The news that Father Jean was collecting things in this way reached Amman. Because of that, several people sent messages to Father Jean begging him to send them this or that of theirs that was precious: bracelets, expensive dresses, identity card or account books, etc.
These poor people did not realise it would have needed tens of workers with pickaxes and shovels to do real searches. But had they not already dug up quite a quantity of things?  Father Jean and his helper did not dare going to certain places which were very dangerous.

All the linen we have been describing was brought to the monastery and placed in the Juniorate quarters and Father Jean sorted it all out before distributing it. There was a family living quite close to the monastery whose house had not been destroyed. The doors were open, and the inside was in terrible disorder. There were twelve mattresses thrown into one corner, and here and there were blankets, pillows, shirts, trousers etc. Donkeys had been in and had soiled the clothes and mattresses. Father Jean, learning about this, came himself, and took all those things and washed them himself:  he washed the linen very nicely, took the cloths off the mattresses and pillows, and sent them quickly via a person he could trust to the family concerned, who were by then living in Amman. When the family received all of these goods, including pots and pans, they wept with emotion and gratitude.

When the people of ‘Imwas came to collect their harvest, they found several bodies which were not yet buried. The monks buried five of them.  There was in particular a man from ‘Imwas, called Khalil Jazar, who at night snuck back to his house, against the advice of his wife, in order to collect a certain amount of money which he had hidden.  He had already been in Beit Liqiya, where he had fled, for ten days or so. His wife was never to see him again.  It was useless her looking for him and to ask about him was useless too. Knowing there was nothing to be done, she decided to join her brothers in Amman.
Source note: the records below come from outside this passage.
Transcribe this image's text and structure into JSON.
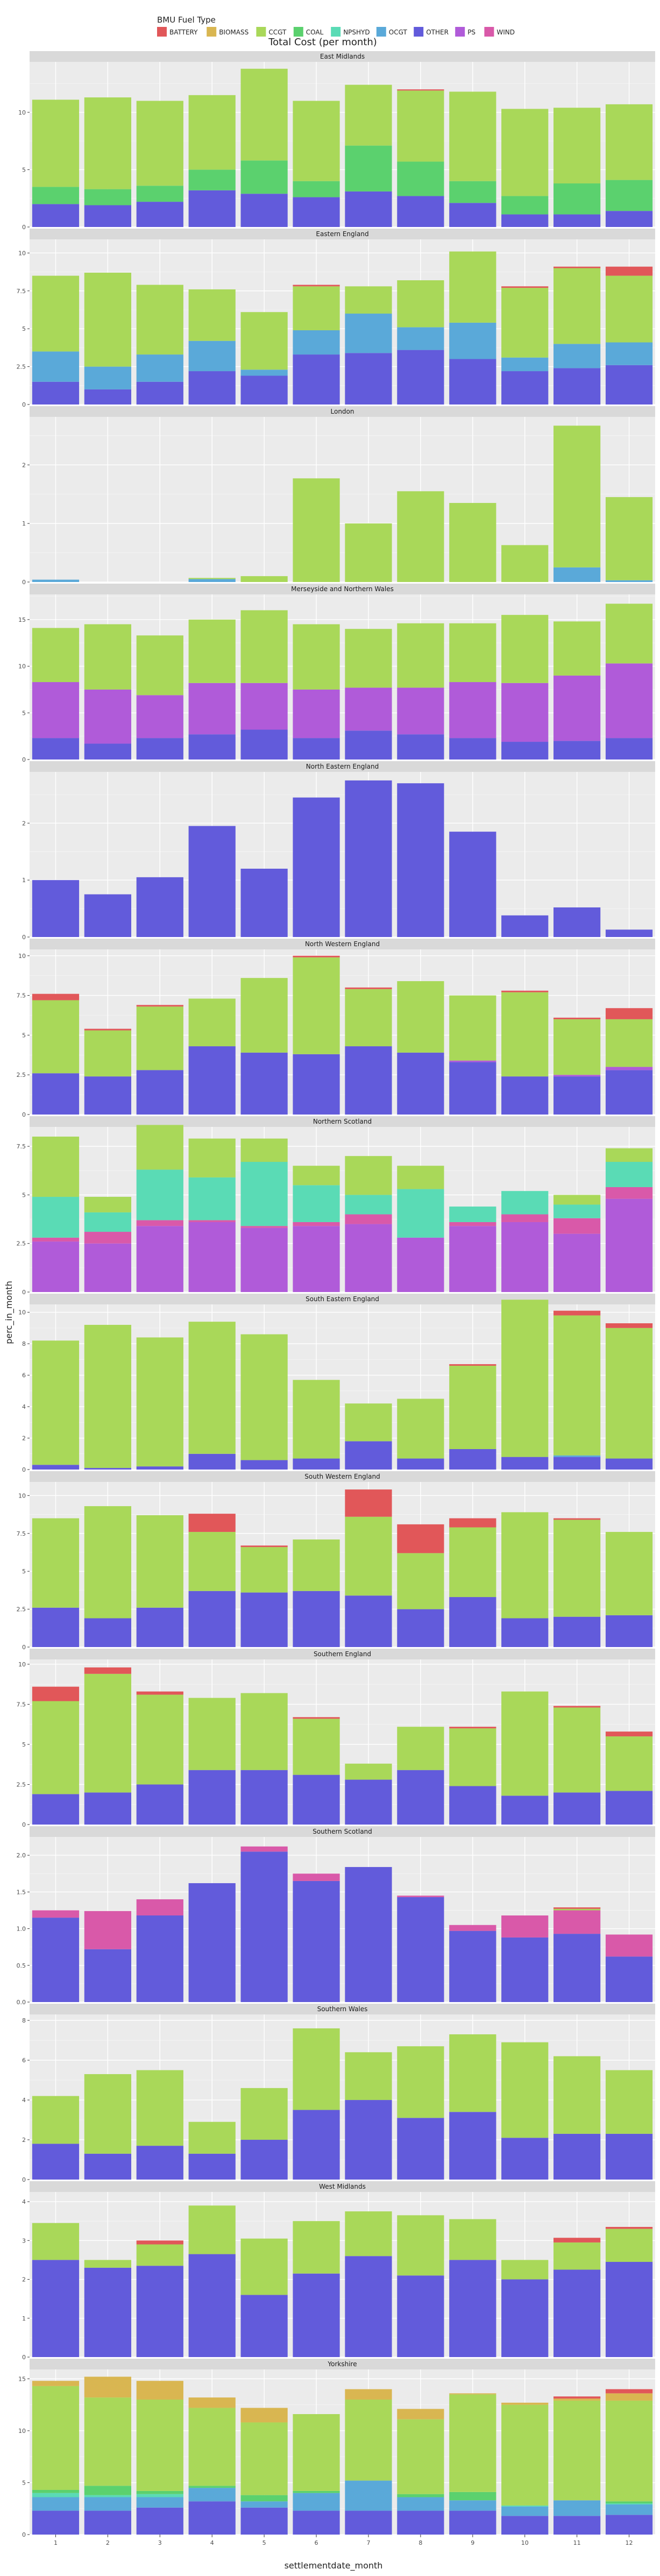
{
  "chart_data": {
    "type": "bar",
    "stacked": true,
    "faceted": true,
    "title": "Total Cost (per month)",
    "xlabel": "settlementdate_month",
    "ylabel": "perc_in_month",
    "legend_title": "BMU Fuel Type",
    "legend_position": "top-left",
    "grid": true,
    "categories": [
      "1",
      "2",
      "3",
      "4",
      "5",
      "6",
      "7",
      "8",
      "9",
      "10",
      "11",
      "12"
    ],
    "fuels": [
      "BATTERY",
      "BIOMASS",
      "CCGT",
      "COAL",
      "NPSHYD",
      "OCGT",
      "OTHER",
      "PS",
      "WIND"
    ],
    "colors": {
      "BATTERY": "#E15759",
      "BIOMASS": "#D9B651",
      "CCGT": "#A9D859",
      "COAL": "#5BD16E",
      "NPSHYD": "#5ADBB5",
      "OCGT": "#5AA9D9",
      "OTHER": "#625BDB",
      "PS": "#B05BD9",
      "WIND": "#D959A9"
    },
    "stack_order": [
      "OTHER",
      "PS",
      "WIND",
      "OCGT",
      "NPSHYD",
      "COAL",
      "CCGT",
      "BIOMASS",
      "BATTERY"
    ],
    "facets": [
      {
        "name": "East Midlands",
        "ylim": [
          0,
          14.4
        ],
        "ticks": [
          0,
          5,
          10
        ],
        "tick_labels": [
          "0",
          "5",
          "10"
        ],
        "series": {
          "OTHER": [
            2.0,
            1.9,
            2.2,
            3.2,
            2.9,
            2.6,
            3.1,
            2.7,
            2.1,
            1.1,
            1.1,
            1.4
          ],
          "COAL": [
            1.5,
            1.4,
            1.4,
            1.8,
            2.9,
            1.4,
            4.0,
            3.0,
            1.9,
            1.6,
            2.7,
            2.7
          ],
          "CCGT": [
            7.6,
            8.0,
            7.4,
            6.5,
            8.0,
            7.0,
            5.3,
            6.2,
            7.8,
            7.6,
            6.6,
            6.6
          ],
          "BATTERY": [
            0,
            0,
            0,
            0,
            0,
            0,
            0,
            0.1,
            0,
            0,
            0,
            0
          ]
        }
      },
      {
        "name": "Eastern England",
        "ylim": [
          0,
          10.9
        ],
        "ticks": [
          0,
          2.5,
          5,
          7.5,
          10
        ],
        "tick_labels": [
          "0",
          "2.5",
          "5",
          "7.5",
          "10"
        ],
        "series": {
          "OTHER": [
            1.5,
            1.0,
            1.5,
            2.2,
            1.9,
            3.3,
            3.4,
            3.6,
            3.0,
            2.2,
            2.4,
            2.6
          ],
          "OCGT": [
            2.0,
            1.5,
            1.8,
            2.0,
            0.4,
            1.6,
            2.6,
            1.5,
            2.4,
            0.9,
            1.6,
            1.5
          ],
          "CCGT": [
            5.0,
            6.2,
            4.6,
            3.4,
            3.8,
            2.9,
            1.8,
            3.1,
            4.7,
            4.6,
            5.0,
            4.4
          ],
          "BATTERY": [
            0,
            0,
            0,
            0,
            0,
            0.1,
            0,
            0,
            0,
            0.1,
            0.1,
            0.6
          ]
        }
      },
      {
        "name": "London",
        "ylim": [
          0,
          2.82
        ],
        "ticks": [
          0,
          1,
          2
        ],
        "tick_labels": [
          "0",
          "1",
          "2"
        ],
        "series": {
          "OCGT": [
            0.04,
            0,
            0,
            0.05,
            0,
            0,
            0,
            0,
            0,
            0,
            0.25,
            0.03
          ],
          "CCGT": [
            0,
            0,
            0,
            0.02,
            0.1,
            1.77,
            1.0,
            1.55,
            1.35,
            0.63,
            2.42,
            1.42
          ]
        }
      },
      {
        "name": "Merseyside and Northern Wales",
        "ylim": [
          0,
          17.7
        ],
        "ticks": [
          0,
          5,
          10,
          15
        ],
        "tick_labels": [
          "0",
          "5",
          "10",
          "15"
        ],
        "series": {
          "PS": [
            6.0,
            5.8,
            4.6,
            5.5,
            5.0,
            5.2,
            4.6,
            5.0,
            6.0,
            6.3,
            7.0,
            8.0
          ],
          "OTHER": [
            2.3,
            1.7,
            2.3,
            2.7,
            3.2,
            2.3,
            3.1,
            2.7,
            2.3,
            1.9,
            2.0,
            2.3
          ],
          "CCGT": [
            5.8,
            7.0,
            6.4,
            6.8,
            7.8,
            7.0,
            6.3,
            6.9,
            6.3,
            7.3,
            5.8,
            6.4
          ]
        }
      },
      {
        "name": "North Eastern England",
        "ylim": [
          0,
          2.9
        ],
        "ticks": [
          0,
          1,
          2
        ],
        "tick_labels": [
          "0",
          "1",
          "2"
        ],
        "series": {
          "OTHER": [
            1.0,
            0.75,
            1.05,
            1.95,
            1.2,
            2.45,
            2.75,
            2.7,
            1.85,
            0.38,
            0.52,
            0.13
          ]
        }
      },
      {
        "name": "North Western England",
        "ylim": [
          0,
          10.4
        ],
        "ticks": [
          0,
          2.5,
          5,
          7.5,
          10
        ],
        "tick_labels": [
          "0",
          "2.5",
          "5",
          "7.5",
          "10"
        ],
        "series": {
          "OTHER": [
            2.6,
            2.4,
            2.8,
            4.3,
            3.9,
            3.8,
            4.3,
            3.9,
            3.3,
            2.4,
            2.4,
            2.8
          ],
          "PS": [
            0,
            0,
            0,
            0,
            0,
            0,
            0,
            0,
            0.1,
            0,
            0.1,
            0.2
          ],
          "CCGT": [
            4.6,
            2.9,
            4.0,
            3.0,
            4.7,
            6.1,
            3.6,
            4.5,
            4.1,
            5.3,
            3.5,
            3.0
          ],
          "BATTERY": [
            0.4,
            0.1,
            0.1,
            0,
            0,
            0.1,
            0.1,
            0,
            0,
            0.1,
            0.1,
            0.7
          ]
        }
      },
      {
        "name": "Northern Scotland",
        "ylim": [
          0,
          8.5
        ],
        "ticks": [
          0,
          2.5,
          5,
          7.5
        ],
        "tick_labels": [
          "0",
          "2.5",
          "5",
          "7.5"
        ],
        "series": {
          "PS": [
            2.6,
            2.5,
            3.4,
            3.6,
            3.3,
            3.4,
            3.5,
            2.8,
            3.4,
            3.6,
            3.0,
            4.8
          ],
          "WIND": [
            0.2,
            0.6,
            0.3,
            0.1,
            0.1,
            0.2,
            0.5,
            0,
            0.2,
            0.4,
            0.8,
            0.6
          ],
          "NPSHYD": [
            2.1,
            1.0,
            2.6,
            2.2,
            3.3,
            1.9,
            1.0,
            2.5,
            0.8,
            1.2,
            0.7,
            1.3
          ],
          "CCGT": [
            3.1,
            0.8,
            2.3,
            2.0,
            1.2,
            1.0,
            2.0,
            1.2,
            0,
            0,
            0.5,
            0.7
          ]
        }
      },
      {
        "name": "South Eastern England",
        "ylim": [
          0,
          10.5
        ],
        "ticks": [
          0,
          2,
          4,
          6,
          8,
          10
        ],
        "tick_labels": [
          "0",
          "2",
          "4",
          "6",
          "8",
          "10"
        ],
        "series": {
          "OTHER": [
            0.3,
            0.1,
            0.2,
            1.0,
            0.6,
            0.7,
            1.8,
            0.7,
            1.3,
            0.8,
            0.8,
            0.7
          ],
          "OCGT": [
            0,
            0,
            0,
            0,
            0,
            0,
            0,
            0,
            0,
            0,
            0.1,
            0
          ],
          "CCGT": [
            7.9,
            9.1,
            8.2,
            8.4,
            8.0,
            5.0,
            2.4,
            3.8,
            5.3,
            10.0,
            8.9,
            8.3
          ],
          "BATTERY": [
            0,
            0,
            0,
            0,
            0,
            0,
            0,
            0,
            0.1,
            0,
            0.3,
            0.3
          ]
        }
      },
      {
        "name": "South Western England",
        "ylim": [
          0,
          10.9
        ],
        "ticks": [
          0,
          2.5,
          5,
          7.5,
          10
        ],
        "tick_labels": [
          "0",
          "2.5",
          "5",
          "7.5",
          "10"
        ],
        "series": {
          "OTHER": [
            2.6,
            1.9,
            2.6,
            3.7,
            3.6,
            3.7,
            3.4,
            2.5,
            3.3,
            1.9,
            2.0,
            2.1
          ],
          "CCGT": [
            5.9,
            7.4,
            6.1,
            3.9,
            3.0,
            3.4,
            5.2,
            3.7,
            4.6,
            7.0,
            6.4,
            5.5
          ],
          "BATTERY": [
            0,
            0,
            0,
            1.2,
            0.1,
            0,
            1.8,
            1.9,
            0.6,
            0,
            0.1,
            0
          ]
        }
      },
      {
        "name": "Southern England",
        "ylim": [
          0,
          10.3
        ],
        "ticks": [
          0,
          2.5,
          5,
          7.5,
          10
        ],
        "tick_labels": [
          "0",
          "2.5",
          "5",
          "7.5",
          "10"
        ],
        "series": {
          "OTHER": [
            1.9,
            2.0,
            2.5,
            3.4,
            3.4,
            3.1,
            2.8,
            3.4,
            2.4,
            1.8,
            2.0,
            2.1
          ],
          "CCGT": [
            5.8,
            7.4,
            5.6,
            4.5,
            4.8,
            3.5,
            1.0,
            2.7,
            3.6,
            6.5,
            5.3,
            3.4
          ],
          "BATTERY": [
            0.9,
            0.4,
            0.2,
            0,
            0,
            0.1,
            0,
            0,
            0.1,
            0,
            0.1,
            0.3
          ]
        }
      },
      {
        "name": "Southern Scotland",
        "ylim": [
          0,
          2.25
        ],
        "ticks": [
          0,
          0.5,
          1,
          1.5,
          2
        ],
        "tick_labels": [
          "0.0",
          "0.5",
          "1.0",
          "1.5",
          "2.0"
        ],
        "series": {
          "WIND": [
            0.1,
            0.52,
            0.22,
            0,
            0.07,
            0.1,
            0,
            0.02,
            0.08,
            0.3,
            0.32,
            0.3
          ],
          "OTHER": [
            1.15,
            0.72,
            1.18,
            1.62,
            2.05,
            1.65,
            1.84,
            1.43,
            0.97,
            0.88,
            0.93,
            0.62
          ],
          "CCGT": [
            0,
            0,
            0,
            0,
            0,
            0,
            0,
            0,
            0,
            0,
            0.02,
            0
          ],
          "BATTERY": [
            0,
            0,
            0,
            0,
            0,
            0,
            0,
            0,
            0,
            0,
            0.02,
            0
          ]
        }
      },
      {
        "name": "Southern Wales",
        "ylim": [
          0,
          8.3
        ],
        "ticks": [
          0,
          2,
          4,
          6,
          8
        ],
        "tick_labels": [
          "0",
          "2",
          "4",
          "6",
          "8"
        ],
        "series": {
          "OTHER": [
            1.8,
            1.3,
            1.7,
            1.3,
            2.0,
            3.5,
            4.0,
            3.1,
            3.4,
            2.1,
            2.3,
            2.3
          ],
          "CCGT": [
            2.4,
            4.0,
            3.8,
            1.6,
            2.6,
            4.1,
            2.4,
            3.6,
            3.9,
            4.8,
            3.9,
            3.2
          ]
        }
      },
      {
        "name": "West Midlands",
        "ylim": [
          0,
          4.25
        ],
        "ticks": [
          0,
          1,
          2,
          3,
          4
        ],
        "tick_labels": [
          "0",
          "1",
          "2",
          "3",
          "4"
        ],
        "series": {
          "OTHER": [
            2.5,
            2.3,
            2.35,
            2.65,
            1.6,
            2.15,
            2.6,
            2.1,
            2.5,
            2.0,
            2.25,
            2.45
          ],
          "CCGT": [
            0.95,
            0.2,
            0.55,
            1.25,
            1.45,
            1.35,
            1.15,
            1.55,
            1.05,
            0.5,
            0.7,
            0.85
          ],
          "BATTERY": [
            0,
            0,
            0.1,
            0,
            0,
            0,
            0,
            0,
            0,
            0,
            0.12,
            0.05
          ]
        }
      },
      {
        "name": "Yorkshire",
        "ylim": [
          0,
          15.9
        ],
        "ticks": [
          0,
          5,
          10,
          15
        ],
        "tick_labels": [
          "0",
          "5",
          "10",
          "15"
        ],
        "series": {
          "OTHER": [
            2.3,
            2.3,
            2.6,
            3.2,
            2.6,
            2.3,
            2.3,
            2.3,
            2.3,
            1.8,
            1.8,
            1.9
          ],
          "OCGT": [
            1.3,
            1.3,
            1.0,
            1.3,
            0.6,
            1.7,
            2.9,
            1.3,
            1.0,
            0.9,
            1.5,
            1.0
          ],
          "NPSHYD": [
            0.4,
            0.2,
            0.3,
            0,
            0,
            0,
            0,
            0,
            0,
            0.1,
            0,
            0.1
          ],
          "COAL": [
            0.3,
            0.9,
            0.3,
            0.2,
            0.6,
            0.2,
            0,
            0.3,
            0.8,
            0,
            0,
            0.2
          ],
          "CCGT": [
            10.0,
            8.5,
            8.8,
            7.5,
            7.0,
            7.4,
            7.8,
            7.2,
            9.4,
            9.7,
            9.6,
            9.7
          ],
          "BIOMASS": [
            0.5,
            2.0,
            1.8,
            1.0,
            1.4,
            0,
            1.0,
            1.0,
            0.1,
            0.2,
            0.2,
            0.7
          ],
          "BATTERY": [
            0,
            0,
            0,
            0,
            0,
            0,
            0,
            0,
            0,
            0,
            0.2,
            0.4
          ]
        }
      }
    ]
  }
}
During the harvesting, people found the body of this Palestinian man in a corn field. They did not dare do anything about it, so they told the monks. Father Jean decided that he was not going to leave this man without a grave.  He had probably fallen to the bullets of Israeli police, stationed some 4 or 5 kilometres from the monastery. Some days later, Father Jean set out with two other monks, mysellf included, on the tractor, taking a bed sheet, some alcohol and a stretcher. The body had been lying there for two months, and was therefore a horrible sight to see. Those who don’t know what a human body looks like some time after death can’t have the slightest idea what it is like. The three of them picked up the body to put it in a big bed sheet. Father Jean held the head, the most rotten part of the body; he would not even put on the pair of leather gloves someone had given him. The two others took the corpse, one by the feet, the other in the middle so that it would not break apart. They heard the bones creaking and in spite of precautions, I saw hair mixed with rotten flesh on the hands of Father Jean. At this sight, I felt my insides turning. Father Jean however never showed the slightest repugnance.  He simply took the bottle of alcohol and disinfected his hands. We then placed the stretcher on the trailer and started back home to bury the man in the cemetery of the village.  We recited the De Profundis and hastened back to the monastery, since night was falling and vespers were about to ring. The villagers knew that we had buried several Palestinians and especially their compatriot, Khalil Jazar. They were very much moved and grateful.